Quelques années plus tard, cette même région a sombré dans la guerre. Des conflits très violents, sur fonds de pauvreté et de misère, ont éclaté ici et là, alimentés par des interférences régionales et des ventes d’armes provenant des les marchands de la mort qui viennent des États-Unis et de la Russie. La conflictualité n’a cessé de s’étendre depuis, en Côte d’Ivoire, au Mali, au Niger et ailleurs. Aujourd’hui l’Afrique de l’ouest est une région sur le bord du gouffre.

Ce que les médias appellent la « communauté internationale (les pays du G7) se dit maintenant inquiète. Les pompiers-pyromanes veulent intervenir, à condition que cela ne coûte pas cher. Un exemple de cette criminelle indifférence est le Canada. Le Liberia et le Sierra Leone, qui avaient été longtemps des récipiendaires de l’aide canadienne, sont disparus de la liste des pays « prioritaires » du Ministère des affaires extérieures, commerce et développement, qui a récemment avalé l’Agence canadienne de développement international. Quelques misérables dollars avaient été consacrés l’an passé à un « fonds de stabilisation pour la paix », ce qui voulait dire renforcer les forces armées de ces pays (+ quelques miettes pour la santé et l’éducation). En août dernier lorsque l’ONU a sonné l’alarme, l’ambassadeur canadien Guillermo Ryschynski, est venu faire un tour. Cela faisait trois ans qu’il n’y avait pas mis les pieds (il représente le Canada dans d’autres pays). Quelques millions de dollars ont été promis par le gouvernement Harper, alors que l’ONU cherche désespérément plus d’un milliard de dollars absolument nécessaires pour seulement sauver des vies (cela coûtera énormément plus cher pour reconstruire les pays en question).

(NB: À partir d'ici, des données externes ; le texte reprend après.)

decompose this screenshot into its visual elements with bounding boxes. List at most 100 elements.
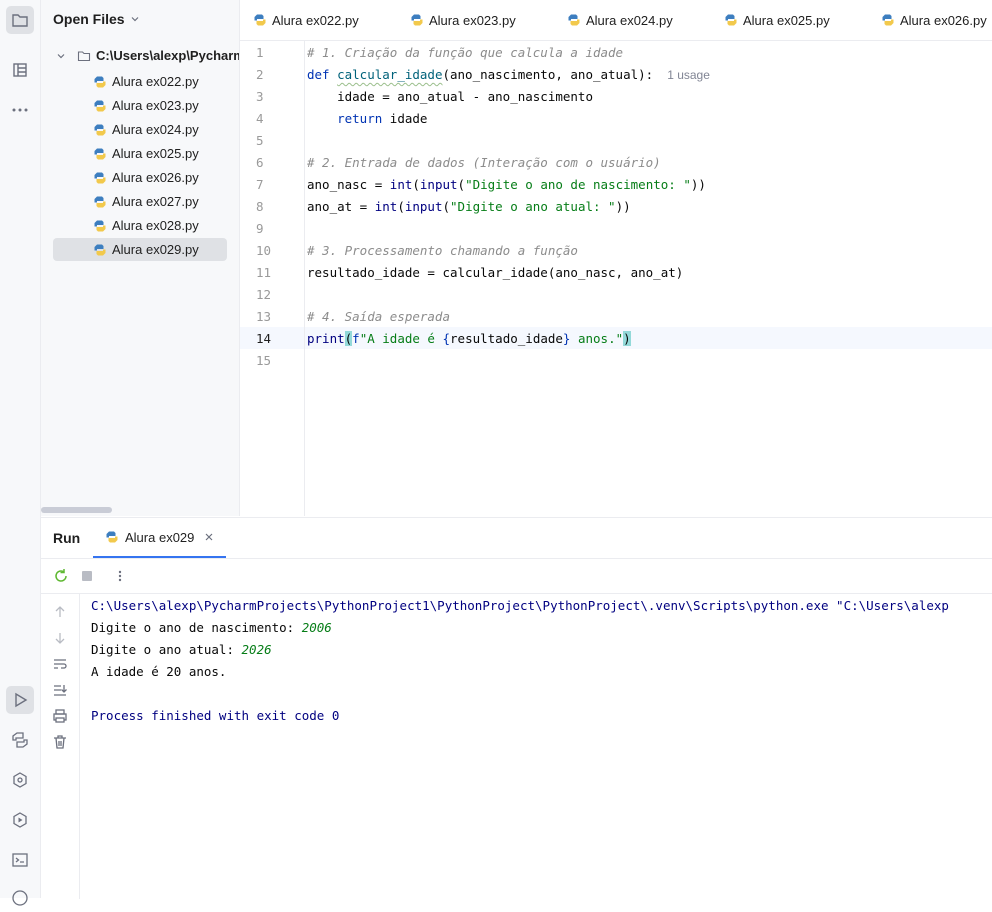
- python-file-icon: [253, 13, 267, 27]
- arrow-up-icon[interactable]: [51, 603, 69, 621]
- file-item[interactable]: Alura ex027.py: [53, 190, 227, 213]
- line-number: 15: [256, 353, 272, 368]
- line-number: 10: [256, 243, 272, 258]
- code-line: ano_nasc = int(input("Digite o ano de na…: [307, 177, 706, 192]
- python-packages-icon: [12, 732, 28, 748]
- python-packages-button[interactable]: [6, 726, 34, 754]
- code-line: # 4. Saída esperada: [307, 309, 450, 324]
- run-side-toolbar: [41, 593, 80, 899]
- line-gutter: 1 2 3 4 5 6 7 8 9 10 11 12 13 14 15: [240, 41, 305, 516]
- run-tab[interactable]: Alura ex029: [93, 518, 227, 558]
- python-file-icon: [105, 530, 119, 544]
- chevron-down-icon: [131, 17, 139, 22]
- terminal-icon: [12, 853, 28, 867]
- code-line: idade = ano_atual - ano_nascimento: [307, 89, 593, 104]
- folder-icon: [12, 14, 28, 27]
- console-user-input: 2006: [301, 620, 332, 635]
- editor-tab[interactable]: Alura ex022.py: [253, 0, 359, 40]
- code-line: # 3. Processamento chamando a função: [307, 243, 578, 258]
- console-line: Digite o ano de nascimento: 2006: [91, 620, 332, 635]
- project-tool-button[interactable]: [6, 6, 34, 34]
- line-number: 5: [256, 133, 264, 148]
- run-tool-button[interactable]: [6, 686, 34, 714]
- root-path: C:\Users\alexp\Pycharm: [96, 48, 240, 63]
- console-user-input: 2026: [241, 642, 272, 657]
- play-circle-icon: [13, 812, 27, 828]
- line-number: 1: [256, 45, 264, 60]
- file-item[interactable]: Alura ex028.py: [53, 214, 227, 237]
- line-number: 13: [256, 309, 272, 324]
- console-command-line: C:\Users\alexp\PycharmProjects\PythonPro…: [91, 598, 949, 613]
- terminal-button[interactable]: [6, 846, 34, 874]
- usage-hint[interactable]: 1 usage: [667, 68, 710, 82]
- editor-tab[interactable]: Alura ex025.py: [724, 0, 830, 40]
- scroll-to-end-icon[interactable]: [51, 681, 69, 699]
- line-number: 11: [256, 265, 272, 280]
- line-number: 12: [256, 287, 272, 302]
- soft-wrap-icon[interactable]: [51, 655, 69, 673]
- python-file-icon: [93, 219, 107, 233]
- code-line: ano_at = int(input("Digite o ano atual: …: [307, 199, 631, 214]
- file-item[interactable]: Alura ex023.py: [53, 94, 227, 117]
- structure-icon: [13, 63, 27, 77]
- problems-button[interactable]: [6, 884, 34, 912]
- arrow-down-icon[interactable]: [51, 629, 69, 647]
- line-number: 9: [256, 221, 264, 236]
- file-label: Alura ex028.py: [112, 218, 199, 233]
- run-header: Run Alura ex029: [41, 518, 992, 559]
- tab-label: Alura ex023.py: [429, 12, 516, 28]
- code-line: # 2. Entrada de dados (Interação com o u…: [307, 155, 661, 170]
- code-editor[interactable]: 1 2 3 4 5 6 7 8 9 10 11 12 13 14 15 # 1. Criação da fu…: [240, 41, 992, 516]
- editor-tabs: Alura ex022.py Alura ex023.py Alura ex024.…: [240, 0, 992, 41]
- tab-label: Alura ex022.py: [272, 12, 359, 28]
- line-number: 7: [256, 177, 264, 192]
- run-title: Run: [53, 530, 81, 546]
- trash-icon[interactable]: [51, 733, 69, 751]
- file-item[interactable]: Alura ex026.py: [53, 166, 227, 189]
- code-line: def calcular_idade(ano_nascimento, ano_a…: [307, 67, 710, 82]
- open-files-dropdown[interactable]: Open Files: [53, 11, 140, 27]
- python-file-icon: [93, 243, 107, 257]
- editor-tab[interactable]: Alura ex024.py: [567, 0, 673, 40]
- file-label: Alura ex025.py: [112, 146, 199, 161]
- stop-button[interactable]: [78, 567, 96, 585]
- file-item[interactable]: Alura ex025.py: [53, 142, 227, 165]
- services-icon: [13, 772, 27, 788]
- structure-tool-button[interactable]: [6, 56, 34, 84]
- line-number: 6: [256, 155, 264, 170]
- editor-tab[interactable]: Alura ex023.py: [410, 0, 516, 40]
- activity-bar: [0, 0, 41, 906]
- line-number: 2: [256, 67, 264, 82]
- line-number: 14: [256, 331, 272, 346]
- python-file-icon: [93, 195, 107, 209]
- horizontal-scrollbar[interactable]: [41, 507, 112, 513]
- more-options-button[interactable]: [111, 567, 129, 585]
- file-label: Alura ex024.py: [112, 122, 199, 137]
- python-file-icon: [93, 171, 107, 185]
- file-item[interactable]: Alura ex022.py: [53, 70, 227, 93]
- line-number: 4: [256, 111, 264, 126]
- more-tools-button[interactable]: [6, 96, 34, 124]
- python-file-icon: [881, 13, 895, 27]
- python-console-button[interactable]: [6, 766, 34, 794]
- project-root[interactable]: C:\Users\alexp\Pycharm: [55, 48, 240, 63]
- close-icon[interactable]: [204, 532, 214, 542]
- services-button[interactable]: [6, 806, 34, 834]
- rerun-button[interactable]: [52, 567, 70, 585]
- tab-label: Alura ex024.py: [586, 12, 673, 28]
- problems-icon: [12, 890, 28, 906]
- python-file-icon: [93, 123, 107, 137]
- file-label: Alura ex022.py: [112, 74, 199, 89]
- python-file-icon: [410, 13, 424, 27]
- folder-icon: [77, 50, 91, 61]
- file-item[interactable]: Alura ex024.py: [53, 118, 227, 141]
- print-icon[interactable]: [51, 707, 69, 725]
- code-line: return idade: [337, 111, 428, 126]
- file-item[interactable]: Alura ex029.py: [53, 238, 227, 261]
- editor-tab[interactable]: Alura ex026.py: [881, 0, 987, 40]
- run-tab-label: Alura ex029: [125, 529, 195, 545]
- more-icon: [12, 108, 28, 112]
- chevron-down-icon: [57, 53, 65, 58]
- run-toolbar: [41, 559, 992, 594]
- project-panel: Open Files C:\Users\alexp\Pycharm Alura …: [41, 0, 240, 516]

La principale préoccupation des G7 semble pour le moment d’éviter la propagation de l’épidémie, ce qui veut dire enfermer les pays affectés. Plusieurs pays ont déjà interdit les vols en provenance du Liberia et de Sierra Leone. Les frontières terrestres, plus difficiles à contrôler, sont de plus en plus des zones de détention et de contrôle. Dans les villes, les systèmes sont totalement débordés et les gouvernements ne savent pas quoi faire à part forcer les gens à rester chez eux.

Pendant ce temps, l’aide arrive au compte-goutte, une situation dénoncée par la présidente de MSF, la canadienne Joanne Liu.

L’épidémie actuelle d’Ebola, comme celle du SIDA qui a fait des millions de victimes en Afrique, n’est pas un simple accident médical, encore moins une catastrophe imprévisible. Elle s’aggrave d’heure en heure, se répand dans d’autres régions d’Afrique, affectant des millions de personnes. Il est maintenant bien tard, mais au moins, il faut sauver des vies. Qui a répondu à l’appel pour le moment ? Et bien, certains seront peut-être surpris, ce n’est ni le Canada ni la France qui bougent, mais Cuba, qui, encore une fois, sauve l’honneur de l’humanité en déployant plusieurs dizaines de médecins et de personnel médical, dans des conditions d’une terrible adversité.